Again, you will not be saved by seeking an easy way. You will never win by catering to your own pride and cowardice. I was conducting a revival in a Texas city some years ago. At the close of one of the services a young lady came forward to shake hands with the preacher. As she did so she said, "I am going to become a Christian." I congratulated her upon her decision, but she answered, "Oh, I do not mean right now. I mean I am going to be very soon."
"You see," she continued, "it is like this: I am going in a few days to visit some of my relatives that live way back in the country. There is going to be a revival nearby. It will be easy for me to make the decision there because nobody knows me. But here it is different. Everybody knows me here and I simply haven't the courage to come out and take an open stand for Jesus Christ." She went into the country as she planned but she was not saved. Of course not. Nobody ever found salvation by catering to his own cowardice and pride and seeking an easy way.

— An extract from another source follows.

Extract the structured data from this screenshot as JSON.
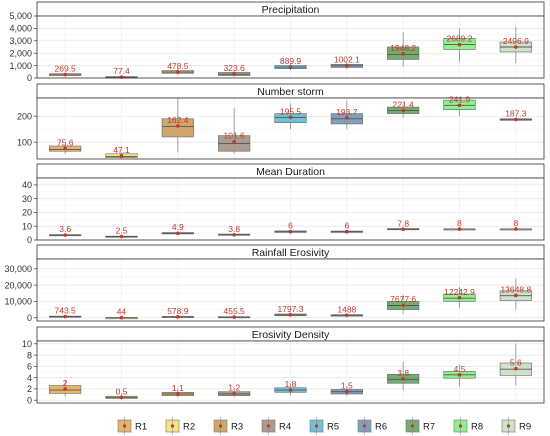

"What must I do to be saved?" There is an answer to this question. It is an answer that is absolutely dependable. There is nothing in all the world of which I am more sure than I am of the correctness of the answer to this question. I am as sure of it as I am of my own existence. I am as sure of it as I am of the fact of God.
I wonder if you are interested to know the answer. Remember that it is the answer to your supreme question. It is the answer to the most important question that was ever asked. It is the most important that you will ever be called to act upon in this world. Does the prospect of an answer quicken your heartbeat? Does it shake you out of your lethargy into intensest interest? It ought to if it does not. For the answer that I give is not the answer of a mere speculator or dreamer. It is the answer of inspiration and it is an answer whose truth has been tested by the personal experience of countless millions. "What must I do to be saved?" Answer: "Believe on the Lord Jesus Christ and thou shalt be saved."